The detective's narration of events is interesting to say the least. He takes more than a few speculative leaps. One odd detail is that Amanda says she didn't know Rudy, but he makes it a point in an instant message to state she wasn't involved. Why say that if you don't know each other?

This documentary makes it seem pretty clear she's innocent, but many on the internet claim this is biased. I paused the documentary to google Knox, and the internet makes it difficult to untangle this case. I've seen quibbles as to what acquitted and exonerated mean, and whether it was accurately translated in this movie. Many unsupported claims state Italy vacated the sentence but didn't declare her innocent.

Either way she was released and for all intents is innocent. She remains guilty for implicating an innocent individual for the crime. The response to her success, success tied directly to the case depends on your view of her innocence. If she's innocent of the crime, she deserves some kind of recompense.

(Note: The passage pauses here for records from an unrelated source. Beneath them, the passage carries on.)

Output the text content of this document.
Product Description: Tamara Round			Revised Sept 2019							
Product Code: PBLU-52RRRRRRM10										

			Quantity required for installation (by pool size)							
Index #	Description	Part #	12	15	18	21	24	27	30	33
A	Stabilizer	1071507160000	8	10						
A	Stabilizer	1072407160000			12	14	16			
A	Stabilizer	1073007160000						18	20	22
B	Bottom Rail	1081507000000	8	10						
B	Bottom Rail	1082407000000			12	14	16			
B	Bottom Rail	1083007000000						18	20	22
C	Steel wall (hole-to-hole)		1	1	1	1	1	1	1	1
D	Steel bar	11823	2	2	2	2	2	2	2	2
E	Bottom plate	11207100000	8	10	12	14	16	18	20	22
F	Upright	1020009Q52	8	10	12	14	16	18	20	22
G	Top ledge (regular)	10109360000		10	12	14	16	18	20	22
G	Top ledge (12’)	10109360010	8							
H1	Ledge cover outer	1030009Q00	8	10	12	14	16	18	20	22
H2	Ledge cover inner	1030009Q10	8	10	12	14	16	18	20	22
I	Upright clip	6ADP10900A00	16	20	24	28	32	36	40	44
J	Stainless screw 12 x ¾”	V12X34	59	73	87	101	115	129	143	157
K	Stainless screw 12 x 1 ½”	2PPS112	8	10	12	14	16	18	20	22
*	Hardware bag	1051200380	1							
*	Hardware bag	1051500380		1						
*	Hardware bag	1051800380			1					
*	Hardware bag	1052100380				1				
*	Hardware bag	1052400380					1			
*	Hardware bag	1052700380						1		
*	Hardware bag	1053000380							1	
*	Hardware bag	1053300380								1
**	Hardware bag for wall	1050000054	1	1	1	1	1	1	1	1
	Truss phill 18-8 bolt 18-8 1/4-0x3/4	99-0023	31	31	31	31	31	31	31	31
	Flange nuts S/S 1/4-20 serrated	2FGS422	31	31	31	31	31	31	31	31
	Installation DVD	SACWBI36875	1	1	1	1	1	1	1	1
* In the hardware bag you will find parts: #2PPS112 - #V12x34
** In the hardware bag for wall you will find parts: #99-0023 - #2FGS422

We get very little from the victim, Meredith's, family, though I could see why they wouldn't want to participate in this.
This seems to be a case where the cops created a scenario and manipulated evidence to fit. The media manipulated headlines to sell papers and this manipulated public perception. At the root of this is Amanda who went to jail twice for this crime. She was an awkward twenty year old in a foreign country that didn't fit in. That was enough for investigators to deem her guilty.